Search code examples
apache-sparkhadoop-yarnapache-zeppelin

Spark (Yarn) applications started by Zeppelin in Yarn Cluster Mode aren't killed after zeppein is stopped


I'm running Zeppelin 0.8.1 and have configured it to submit Spark jobs to a Yarn 2.7.5 cluster, with interpreters both in cluster-mode (as in the AM is running on yarn, and not on driver host), and in client-mode.

The yarn applications started in client mode are immediately killed after I stop the Zeppelin server. But, the jobs started in cluster mode become zombie-like, and start hogging all the resources in the Yarn cluster (No dynamic resource allocation).

Is there a way to make zeppelin kill those jobs upon exit?
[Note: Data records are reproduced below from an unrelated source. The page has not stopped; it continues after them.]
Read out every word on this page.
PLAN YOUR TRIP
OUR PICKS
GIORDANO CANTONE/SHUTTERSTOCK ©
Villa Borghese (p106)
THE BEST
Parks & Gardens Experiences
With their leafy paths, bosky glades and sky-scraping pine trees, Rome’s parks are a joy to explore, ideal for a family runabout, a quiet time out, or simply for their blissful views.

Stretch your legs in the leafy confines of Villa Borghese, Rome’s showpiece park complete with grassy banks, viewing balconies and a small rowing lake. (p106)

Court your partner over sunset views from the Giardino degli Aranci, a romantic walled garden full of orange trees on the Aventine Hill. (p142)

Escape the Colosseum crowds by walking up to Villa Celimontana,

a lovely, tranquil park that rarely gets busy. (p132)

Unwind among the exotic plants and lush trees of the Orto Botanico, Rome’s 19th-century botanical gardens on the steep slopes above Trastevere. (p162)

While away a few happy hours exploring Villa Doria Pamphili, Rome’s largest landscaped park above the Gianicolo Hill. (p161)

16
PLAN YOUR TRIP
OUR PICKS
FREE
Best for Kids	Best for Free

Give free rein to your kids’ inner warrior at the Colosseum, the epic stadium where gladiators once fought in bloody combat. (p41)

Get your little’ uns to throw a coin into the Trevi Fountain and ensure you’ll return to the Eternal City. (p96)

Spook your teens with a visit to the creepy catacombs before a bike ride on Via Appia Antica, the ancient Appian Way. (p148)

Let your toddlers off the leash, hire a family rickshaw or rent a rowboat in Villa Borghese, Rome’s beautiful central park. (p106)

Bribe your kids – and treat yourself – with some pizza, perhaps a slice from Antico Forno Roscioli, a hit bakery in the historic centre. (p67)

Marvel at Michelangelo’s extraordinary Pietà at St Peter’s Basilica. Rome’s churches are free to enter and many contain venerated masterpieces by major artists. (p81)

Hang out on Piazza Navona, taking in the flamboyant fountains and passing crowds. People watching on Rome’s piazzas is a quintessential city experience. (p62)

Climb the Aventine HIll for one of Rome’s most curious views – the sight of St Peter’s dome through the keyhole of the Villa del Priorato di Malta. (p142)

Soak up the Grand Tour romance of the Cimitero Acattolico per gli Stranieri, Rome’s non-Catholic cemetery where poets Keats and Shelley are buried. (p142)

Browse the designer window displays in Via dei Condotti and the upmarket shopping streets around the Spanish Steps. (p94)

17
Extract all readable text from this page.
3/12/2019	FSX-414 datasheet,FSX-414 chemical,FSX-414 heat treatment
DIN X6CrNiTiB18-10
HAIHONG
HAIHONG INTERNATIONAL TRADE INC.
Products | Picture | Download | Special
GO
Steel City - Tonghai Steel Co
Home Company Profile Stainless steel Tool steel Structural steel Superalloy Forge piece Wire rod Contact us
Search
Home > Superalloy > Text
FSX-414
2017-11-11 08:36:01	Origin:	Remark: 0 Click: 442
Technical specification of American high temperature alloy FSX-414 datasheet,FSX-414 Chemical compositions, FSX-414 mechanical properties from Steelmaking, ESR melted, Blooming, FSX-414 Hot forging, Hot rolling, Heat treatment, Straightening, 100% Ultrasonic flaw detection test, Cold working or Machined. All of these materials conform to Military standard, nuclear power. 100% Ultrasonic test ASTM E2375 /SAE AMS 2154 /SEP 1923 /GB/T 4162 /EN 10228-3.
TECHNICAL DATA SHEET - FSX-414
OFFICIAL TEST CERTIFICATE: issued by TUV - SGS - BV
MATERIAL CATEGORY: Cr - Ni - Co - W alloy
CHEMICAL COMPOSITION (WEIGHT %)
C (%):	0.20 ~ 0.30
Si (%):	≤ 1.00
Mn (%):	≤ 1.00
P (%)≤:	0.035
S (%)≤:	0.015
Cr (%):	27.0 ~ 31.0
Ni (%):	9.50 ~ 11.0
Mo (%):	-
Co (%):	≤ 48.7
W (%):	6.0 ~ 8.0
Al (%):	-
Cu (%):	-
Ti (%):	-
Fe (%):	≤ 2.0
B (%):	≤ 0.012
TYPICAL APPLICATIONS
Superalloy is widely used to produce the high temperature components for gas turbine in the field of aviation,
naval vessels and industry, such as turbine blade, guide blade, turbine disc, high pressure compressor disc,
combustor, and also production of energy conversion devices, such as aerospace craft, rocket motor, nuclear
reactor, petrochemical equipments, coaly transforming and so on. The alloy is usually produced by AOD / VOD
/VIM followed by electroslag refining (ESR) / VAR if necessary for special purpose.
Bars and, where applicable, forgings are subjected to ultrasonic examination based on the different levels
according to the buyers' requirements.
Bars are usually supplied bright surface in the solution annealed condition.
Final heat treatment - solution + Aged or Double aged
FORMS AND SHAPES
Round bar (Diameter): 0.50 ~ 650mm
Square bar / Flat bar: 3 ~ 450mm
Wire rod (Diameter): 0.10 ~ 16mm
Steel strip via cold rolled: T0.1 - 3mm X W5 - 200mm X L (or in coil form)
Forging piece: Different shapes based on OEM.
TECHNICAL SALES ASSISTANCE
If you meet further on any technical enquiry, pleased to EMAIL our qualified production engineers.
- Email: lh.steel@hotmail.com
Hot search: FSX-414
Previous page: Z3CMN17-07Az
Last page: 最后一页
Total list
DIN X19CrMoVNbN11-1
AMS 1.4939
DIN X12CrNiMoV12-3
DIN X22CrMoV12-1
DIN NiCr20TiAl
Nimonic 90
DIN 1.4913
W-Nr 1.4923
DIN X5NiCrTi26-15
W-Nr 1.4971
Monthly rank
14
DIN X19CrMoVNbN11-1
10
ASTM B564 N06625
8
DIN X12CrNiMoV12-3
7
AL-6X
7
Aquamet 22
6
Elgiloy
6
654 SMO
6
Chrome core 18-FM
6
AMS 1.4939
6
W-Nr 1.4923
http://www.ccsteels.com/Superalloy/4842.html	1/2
Or anything that solves this problem?


Solution

  • Starting from version 0.8, Zeppelin provides a parameter to shutdown idle interpreters by setting zeppelin.interpreter.lifecyclemanager.timeout.threshold.

    See Interpreter Lifecycle Management

    Before this I used a simple shell script that checks the running applications on yarn and kills them if idle for more than 1 hour:

    max_life_in_mins=60
    
    zeppelinApps=`yarn application -list 2>/dev/null | grep "RUNNING" | grep "Zeppelin Spark Interpreter" | awk '{print $1}'`
    
    for jobId in $zeppelinApps
    do
        finish_time=`yarn application -status $jobId 2>/dev/null | grep "Finish-Time" | awk '{print $NF}'`
        if [ $finish_time -ne 0 ]; then
          echo "App $jobId is not running"
          exit 1
        fi
    
        time_diff=`date +%s`-`yarn application -status $jobId 2>/dev/null | grep "Start-Time" | awk '{print $NF}' | sed 's!$!/1000!'`
        time_diff_in_mins=`echo "("$time_diff")/60" | bc`
    
        if [ $time_diff_in_mins -gt $max_life_in_mins ]; then
          echo "Killing app $jobId"
          yarn application -kill $jobId
        fi
    done 
    

    There is also yarn REST API to do the same thing.